We'll start with Kate this time. Kate and I get along great. We've had several "talks" and she still cries almost every time she is "in trouble", but she recovers quickly. Five minutes later she'll be singing and dancing and saying "I love you" and "I'm sorry." She went through a phase of peeing accidents between 5 and 6 and that was a big obstacle for her to cross. I still don't know what the problem was, but even now at 7, she waits until it is an emergency to go. I have talked to her and talked to her until I'm blue in the face about going right away as soon as you feel it and not waiting so long. But I never get mad at her, because I remember being the exact same way when I was little. I remember having some accidents when I was embarrassingly too old for that. So I just send her as soon as I see a wiggle out of her and remind myself "She will grow out of it. It can't last forever." We've had to talk about grooming also. There was a long stretch of time when I picked them up from school on days they had been dropped off from their mother's house and she would just look so raggedy. Her hair would never be brushed. She would have on mismatched socks. She would be missing part of her uniform and have stains all over. A lot of those things, she can't do anything about. But I talked with her about at least brushing her hair and brushing her teeth and letting somebody fix her hair. It was getting so long, and she pitched a fit about getting it cut, but then she wouldn't let anyone fix it, so she looked like a homeless child. So we talked about taking some pride in how she looks, and that how you look is a reflection of who you are. Most of that went over her head, but she did start looking better when I picked her up.

In the summer that Kate was 6, J and I got engaged. Kate was so excited! She kept asking me how happy I was and telling everyone she had a new mom. (She already called me "mom" a lot before that, but started calling me "mom" even more now.) She kept saying that I better not say "no" to daddy when we get married. She would draw pictures of our family and daddy and I getting married. It made me so happy that she was that excited! If the girls weren't happy, I'm not sure it would have ever worked out. Kate asked me soon after that where I was going to put all my bigger clothes because my closet was already full. I asked her what she meant, and she said that I'm going to need pregnant clothes for when I get married. I told her I'm not going to get pregnant, but she insisted if you get married, you get pregnant, because she just knows.

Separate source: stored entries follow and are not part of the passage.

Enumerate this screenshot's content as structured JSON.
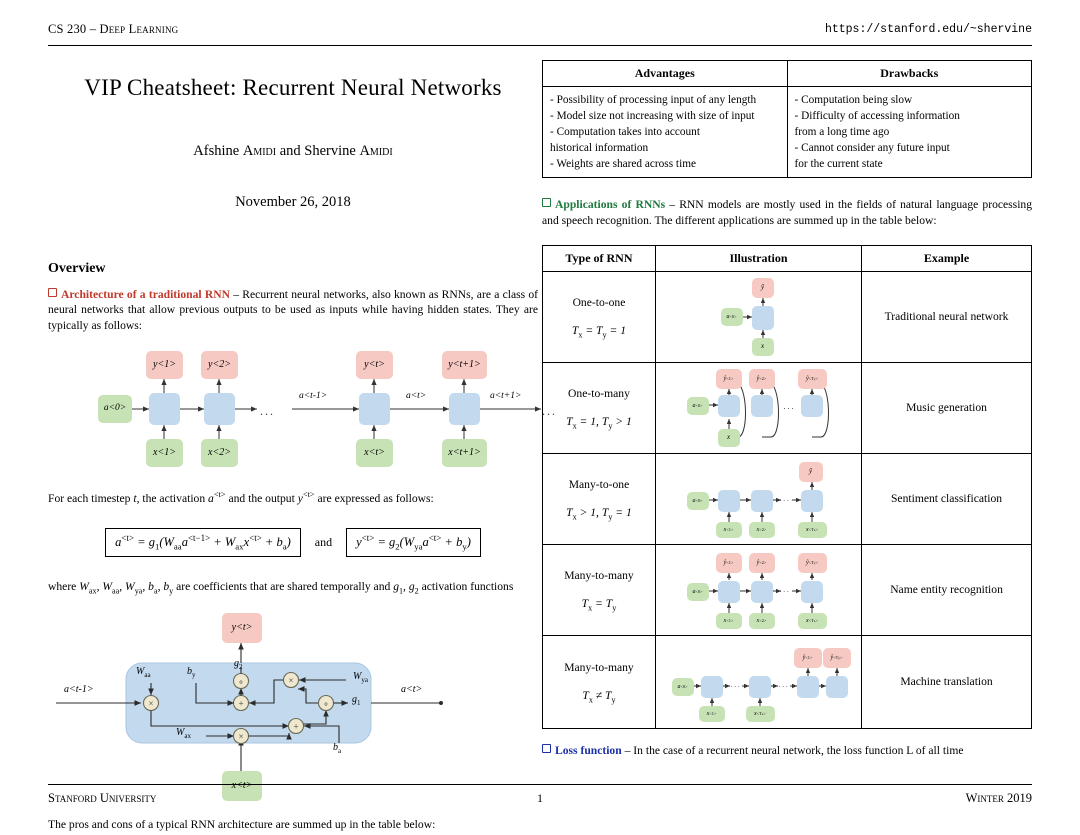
{
  "header": {
    "course": "CS 230 – Deep Learning",
    "url": "https://stanford.edu/~shervine"
  },
  "footer": {
    "left": "Stanford University",
    "page": "1",
    "right": "Winter 2019"
  },
  "title": "VIP Cheatsheet: Recurrent Neural Networks",
  "authors": "Afshine Amidi and Shervine Amidi",
  "date": "November 26, 2018",
  "overview": {
    "heading": "Overview",
    "arch_tag": "Architecture of a traditional RNN",
    "arch_text": "– Recurrent neural networks, also known as RNNs, are a class of neural networks that allow previous outputs to be used as inputs while having hidden states. They are typically as follows:",
    "timestep_text_a": "For each timestep",
    "timestep_text_b": ", the activation",
    "timestep_text_c": "and the output",
    "timestep_text_d": "are expressed as follows:",
    "eq_activation": "a<t> = g₁(W_aa a<t−1> + W_ax x<t> + b_a)",
    "eq_and": "and",
    "eq_output": "y<t> = g₂(W_ya a<t> + b_y)",
    "where_text": "where W_ax, W_aa, W_ya, b_a, b_y are coefficients that are shared temporally and g₁, g₂ activation functions",
    "pros_cons_caption": "The pros and cons of a typical RNN architecture are summed up in the table below:"
  },
  "unrolled_diagram": {
    "a0": "a<0>",
    "steps": [
      {
        "y": "y<1>",
        "x": "x<1>"
      },
      {
        "y": "y<2>",
        "x": "x<2>"
      },
      {
        "y": "y<t>",
        "x": "x<t>"
      },
      {
        "y": "y<t+1>",
        "x": "x<t+1>"
      }
    ],
    "edge_labels": [
      "a<t-1>",
      "a<t>",
      "a<t+1>"
    ],
    "ellipsis": "..."
  },
  "cell_diagram": {
    "input_left": "a<t-1>",
    "output_right": "a<t>",
    "output_top": "y<t>",
    "input_bottom": "x<t>",
    "weights": [
      "W_aa",
      "W_ax",
      "W_ya"
    ],
    "biases": [
      "b_y",
      "b_a"
    ],
    "activations": [
      "g_1",
      "g_2"
    ],
    "ops": [
      "×",
      "+",
      "∘"
    ]
  },
  "proscons": {
    "headers": [
      "Advantages",
      "Drawbacks"
    ],
    "advantages": [
      "- Possibility of processing input of any length",
      "- Model size not increasing with size of input",
      "- Computation takes into account",
      "historical information",
      "- Weights are shared across time"
    ],
    "drawbacks": [
      "- Computation being slow",
      "- Difficulty of accessing information",
      "from a long time ago",
      "- Cannot consider any future input",
      "for the current state"
    ]
  },
  "applications": {
    "tag": "Applications of RNNs",
    "text": "– RNN models are mostly used in the fields of natural language processing and speech recognition. The different applications are summed up in the table below:",
    "headers": [
      "Type of RNN",
      "Illustration",
      "Example"
    ],
    "rows": [
      {
        "type": "One-to-one",
        "dims": "Tx = Ty = 1",
        "example": "Traditional neural network"
      },
      {
        "type": "One-to-many",
        "dims": "Tx = 1, Ty > 1",
        "example": "Music generation"
      },
      {
        "type": "Many-to-one",
        "dims": "Tx > 1, Ty = 1",
        "example": "Sentiment classification"
      },
      {
        "type": "Many-to-many",
        "dims": "Tx = Ty",
        "example": "Name entity recognition"
      },
      {
        "type": "Many-to-many",
        "dims": "Tx ≠ Ty",
        "example": "Machine translation"
      }
    ]
  },
  "loss": {
    "tag": "Loss function",
    "text": "– In the case of a recurrent neural network, the loss function L of all time"
  },
  "colors": {
    "output_node": "#f6c9c3",
    "hidden_node": "#c3d9ee",
    "input_node": "#c7e3b6",
    "op_node": "#efe8cf",
    "tag_red": "#c0392b",
    "tag_green": "#1f7a3f",
    "tag_blue": "#1b30a8"
  }
}
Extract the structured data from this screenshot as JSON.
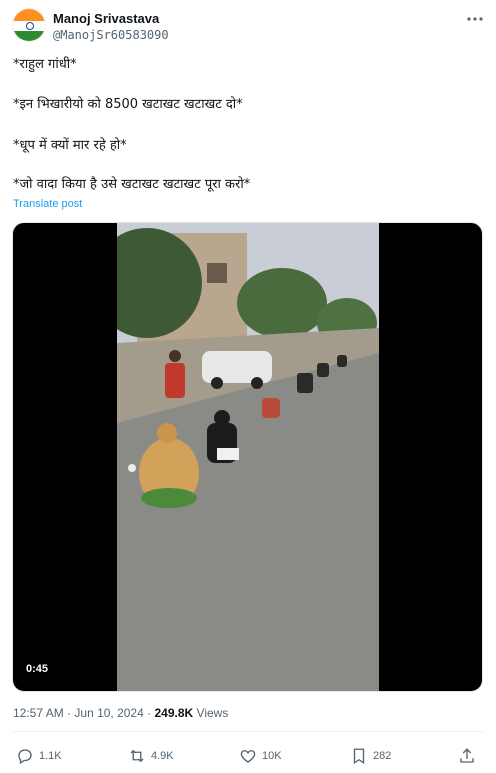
{
  "author": {
    "name": "Manoj Srivastava",
    "handle": "@ManojSr60583090",
    "avatar_icon": "india-flag-avatar"
  },
  "post": {
    "lines": [
      "*राहुल गांधी*",
      "*इन भिखारीयो को 8500  खटाखट खटाखट दो*",
      "*धूप में क्यों मार रहे हो*",
      "*जो वादा किया है उसे खटाखट खटाखट पूरा करो*"
    ],
    "translate_label": "Translate post"
  },
  "media": {
    "duration": "0:45"
  },
  "meta": {
    "time": "12:57 AM",
    "separator1": "·",
    "date": "Jun 10, 2024",
    "separator2": "·",
    "views_count": "249.8K",
    "views_label": "Views"
  },
  "actions": {
    "reply_count": "1.1K",
    "repost_count": "4.9K",
    "like_count": "10K",
    "bookmark_count": "282"
  },
  "colors": {
    "link": "#1d9bf0",
    "secondary_text": "#536471",
    "primary_text": "#0f1419"
  }
}
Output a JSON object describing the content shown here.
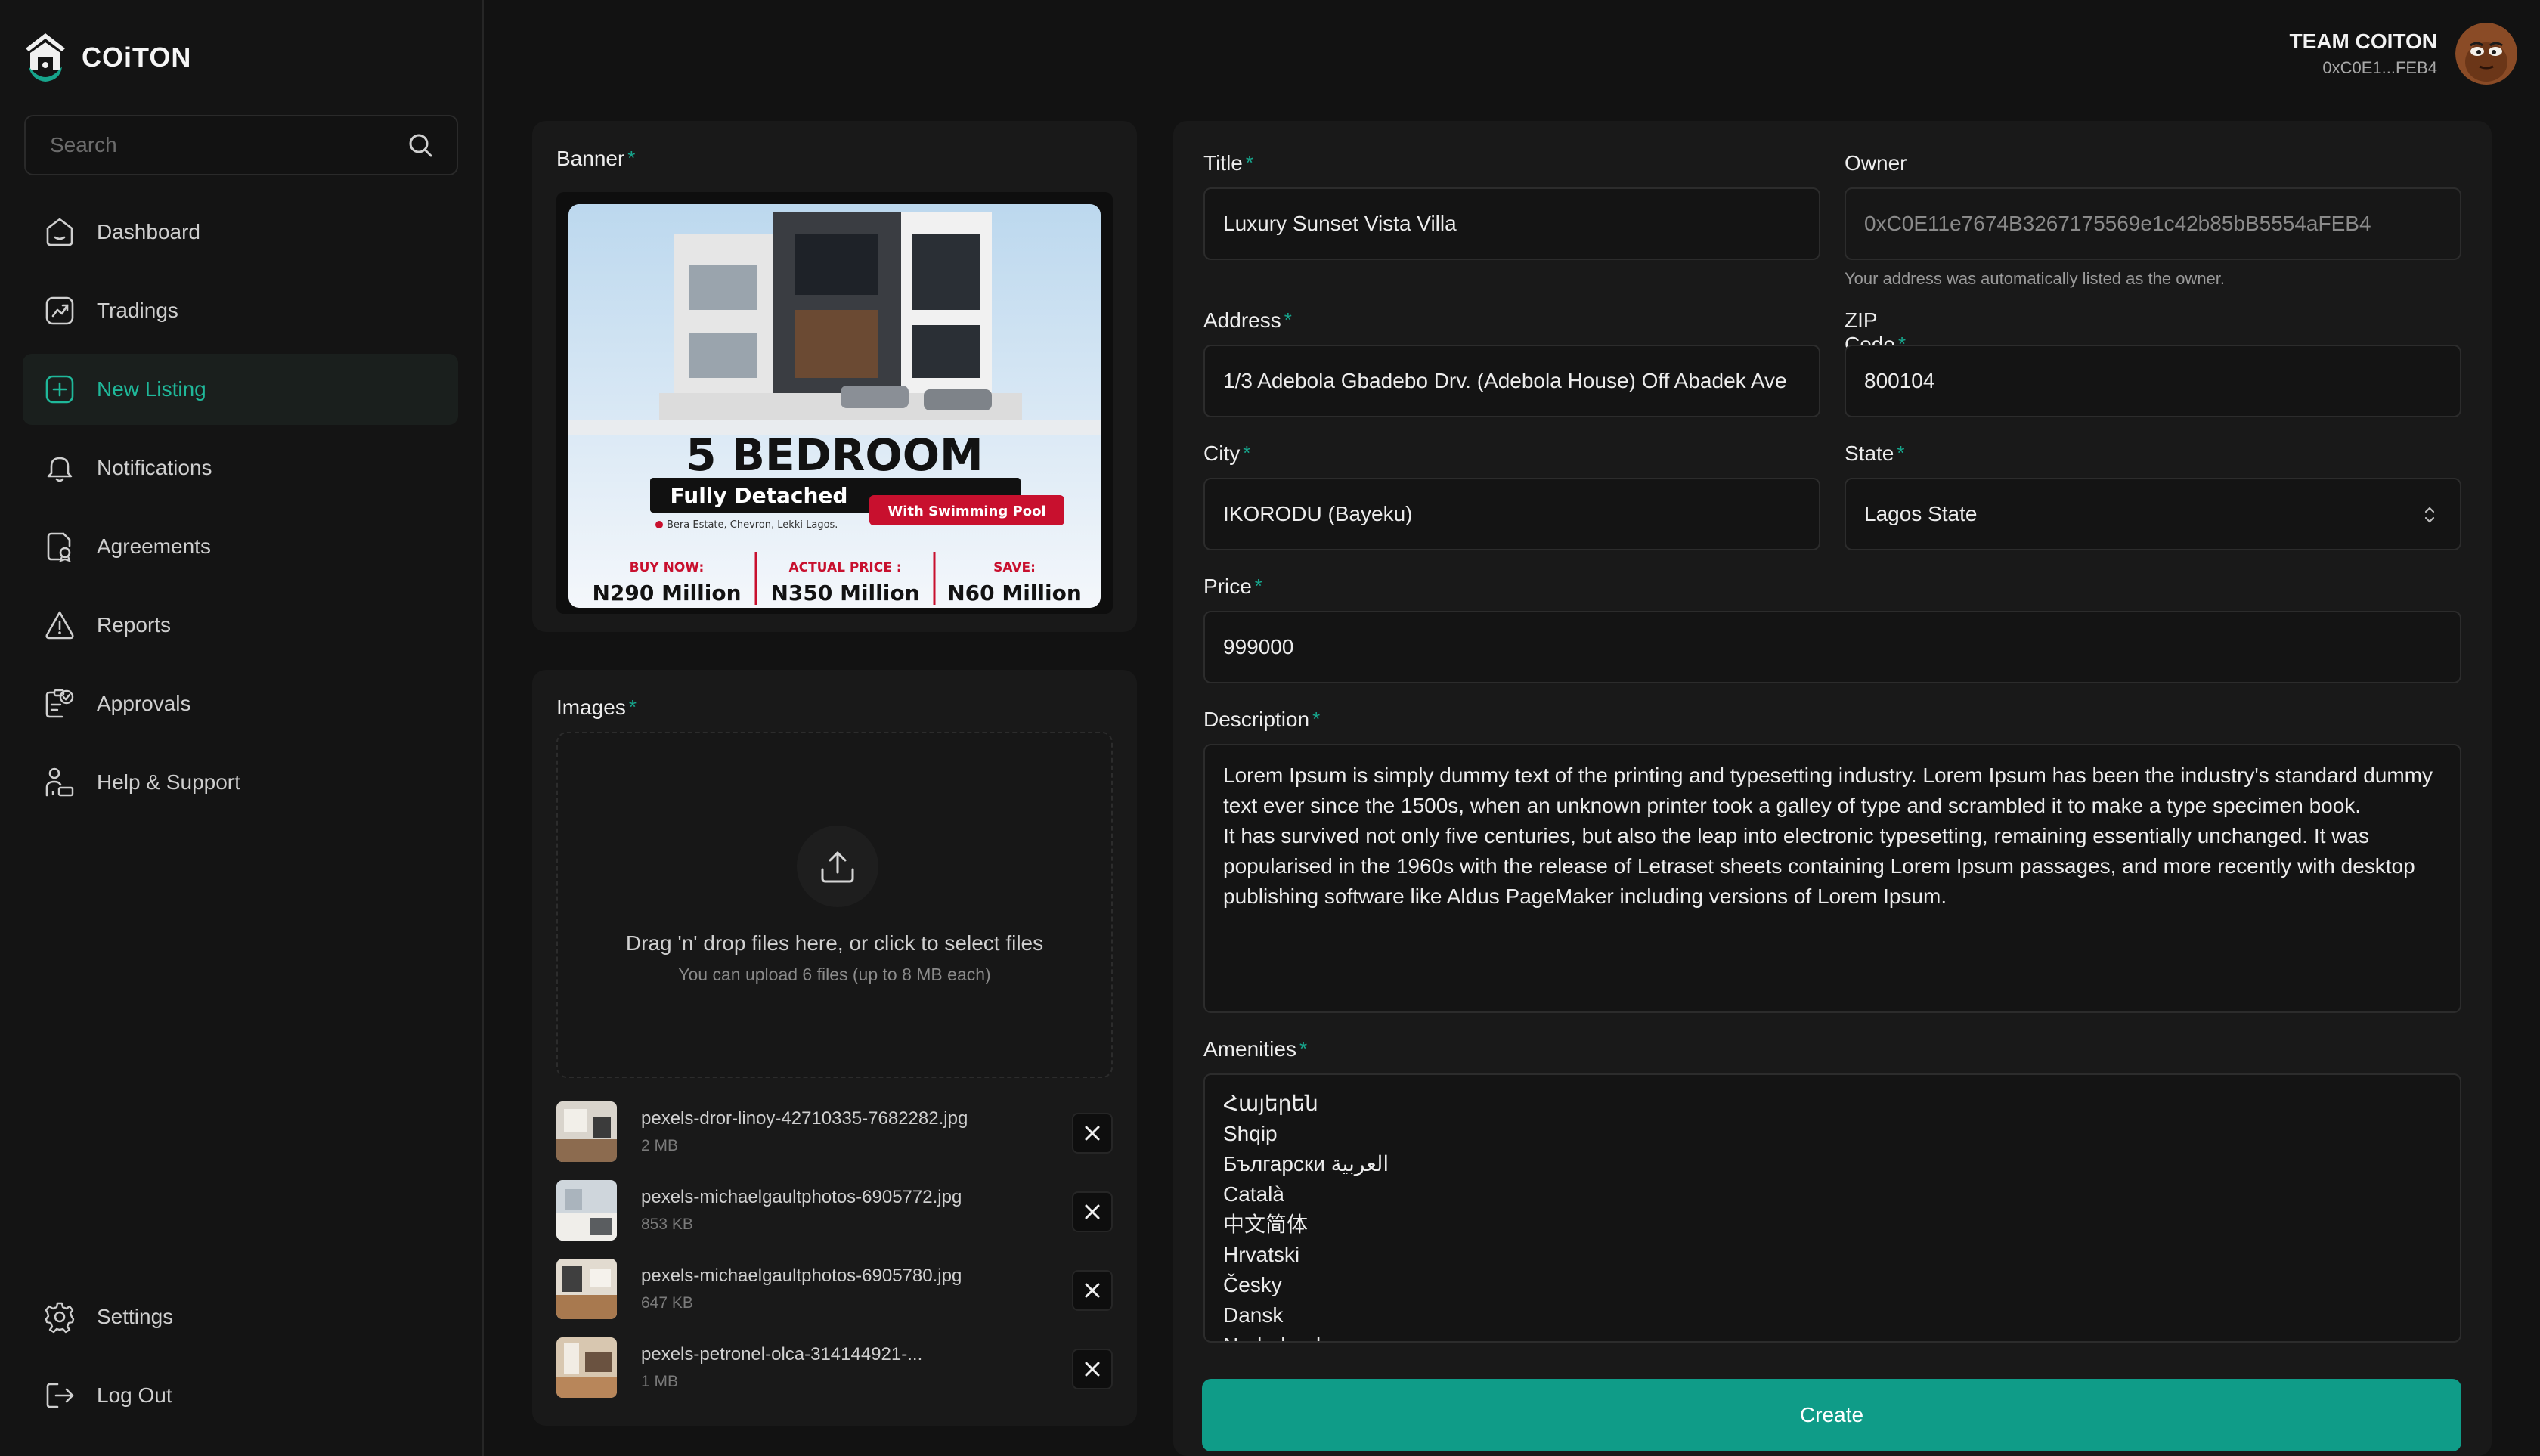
{
  "brand": {
    "name": "COiTON"
  },
  "search": {
    "placeholder": "Search"
  },
  "nav": {
    "items": [
      {
        "label": "Dashboard"
      },
      {
        "label": "Tradings"
      },
      {
        "label": "New Listing"
      },
      {
        "label": "Notifications"
      },
      {
        "label": "Agreements"
      },
      {
        "label": "Reports"
      },
      {
        "label": "Approvals"
      },
      {
        "label": "Help & Support"
      }
    ],
    "bottom": [
      {
        "label": "Settings"
      },
      {
        "label": "Log Out"
      }
    ],
    "active": "New Listing"
  },
  "user": {
    "name": "TEAM COITON",
    "address": "0xC0E1...FEB4"
  },
  "banner": {
    "label": "Banner",
    "image": {
      "headline": "5 BEDROOM",
      "subhead": "Fully Detached",
      "tag": "With Swimming Pool",
      "location": "Bera Estate, Chevron, Lekki Lagos.",
      "prices": [
        {
          "label": "BUY NOW:",
          "value": "N290 Million"
        },
        {
          "label": "ACTUAL PRICE :",
          "value": "N350 Million"
        },
        {
          "label": "SAVE:",
          "value": "N60 Million"
        }
      ]
    }
  },
  "images": {
    "label": "Images",
    "dropzone_title": "Drag 'n' drop files here, or click to select files",
    "dropzone_subtitle": "You can upload 6 files (up to 8 MB each)",
    "files": [
      {
        "name": "pexels-dror-linoy-42710335-7682282.jpg",
        "size": "2 MB"
      },
      {
        "name": "pexels-michaelgaultphotos-6905772.jpg",
        "size": "853 KB"
      },
      {
        "name": "pexels-michaelgaultphotos-6905780.jpg",
        "size": "647 KB"
      },
      {
        "name": "pexels-petronel-olca-314144921-...",
        "size": "1 MB"
      }
    ]
  },
  "form": {
    "title": {
      "label": "Title",
      "value": "Luxury Sunset Vista Villa"
    },
    "owner": {
      "label": "Owner",
      "value": "0xC0E11e7674B3267175569e1c42b85bB5554aFEB4",
      "helper": "Your address was automatically listed as the owner."
    },
    "address": {
      "label": "Address",
      "value": "1/3 Adebola Gbadebo Drv. (Adebola House) Off Abadek Ave"
    },
    "zip": {
      "label": "ZIP Code",
      "value": "800104"
    },
    "city": {
      "label": "City",
      "value": "IKORODU (Bayeku)"
    },
    "state": {
      "label": "State",
      "value": "Lagos State"
    },
    "price": {
      "label": "Price",
      "value": "999000"
    },
    "description": {
      "label": "Description",
      "value": "Lorem Ipsum is simply dummy text of the printing and typesetting industry. Lorem Ipsum has been the industry's standard dummy text ever since the 1500s, when an unknown printer took a galley of type and scrambled it to make a type specimen book.\nIt has survived not only five centuries, but also the leap into electronic typesetting, remaining essentially unchanged. It was popularised in the 1960s with the release of Letraset sheets containing Lorem Ipsum passages, and more recently with desktop publishing software like Aldus PageMaker including versions of Lorem Ipsum."
    },
    "amenities": {
      "label": "Amenities",
      "value": "Հայերեն\nShqip\nБългарски العربية\nCatalà\n中文简体\nHrvatski\nČesky\nDansk\nNederlands"
    },
    "submit_label": "Create"
  },
  "colors": {
    "accent": "#17A58C",
    "button": "#0F9C88",
    "background": "#121212",
    "card": "#191919"
  }
}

I was worried for a while that Kate may not like me very much because I don't baby her like her mother does. Her mother still pushes her in the grocery cart and even a stroller to this day--and Kate is not a small girl! She is a 70 pound 7 year old! But because I have seen first hand and heard many shocking stories about the degree to which Kate is babied, it worried me a bit that maybe I treat her to the other extreme. Maybe I'm too hard on her or expect too much, or push her to be older than she is. But it has just proven over and over not to be true. She still loves me very much. She likes to be independent and do things for herself. And she never asks me to baby her. The only thing she likes to do that is sort of babyish is sit in my lap and cuddle while we watch TV or something. She'll realize one day that the way we make her behave at daddy's house is going to be much more beneficial to her in life than how she behaves at her mother's. So I'm not worried about that any more. She has told me on several different occassions that she wanted to stay with us and not go back to her mom's. Of course that breaks my heart and I just tell her I wish she could stay too.

Overall, our relationship is great. She accepts me unconditionally and says she is so glad "daddy picked you". We have a lot of fun together talking about her day and her friends, and everything her little mind thinks of. The biggest thing we still have to conquer and work on every day is the relationship between her and Jane. Kate gets so hurt, and used to just cry and cry. But now that she's gotten older, she has started retaliating and being mean right back. It is such a constant battle. Jane can be very mean, and pretty much a bully. So we tell Kate to stand up for herself and just not to let Jane treat her that way. But on the other hand, we don't want Kate to turn into a mean bully either. So it is a very fine line trying to advise her how to handle Jane. Don't get me wrong--they have some good moments, and even some good days where they play together nicely. It's not always bad. But when it starts, it seems like it never ends. Constant fighting and bickering and tattle telling and on and on. That is the stuff that will drive a parent crazy! I try to think of new and inventive ways to handle it, like I'm some genius parent, but so far, we're still not over that hurdle. So that pretty much catches you up with Kate. We'll catch you up on Jane in the next post.

A Rough Week

I know I said I would get back to the story line, but I need to talk about the events of last week while they are fresh in my mind.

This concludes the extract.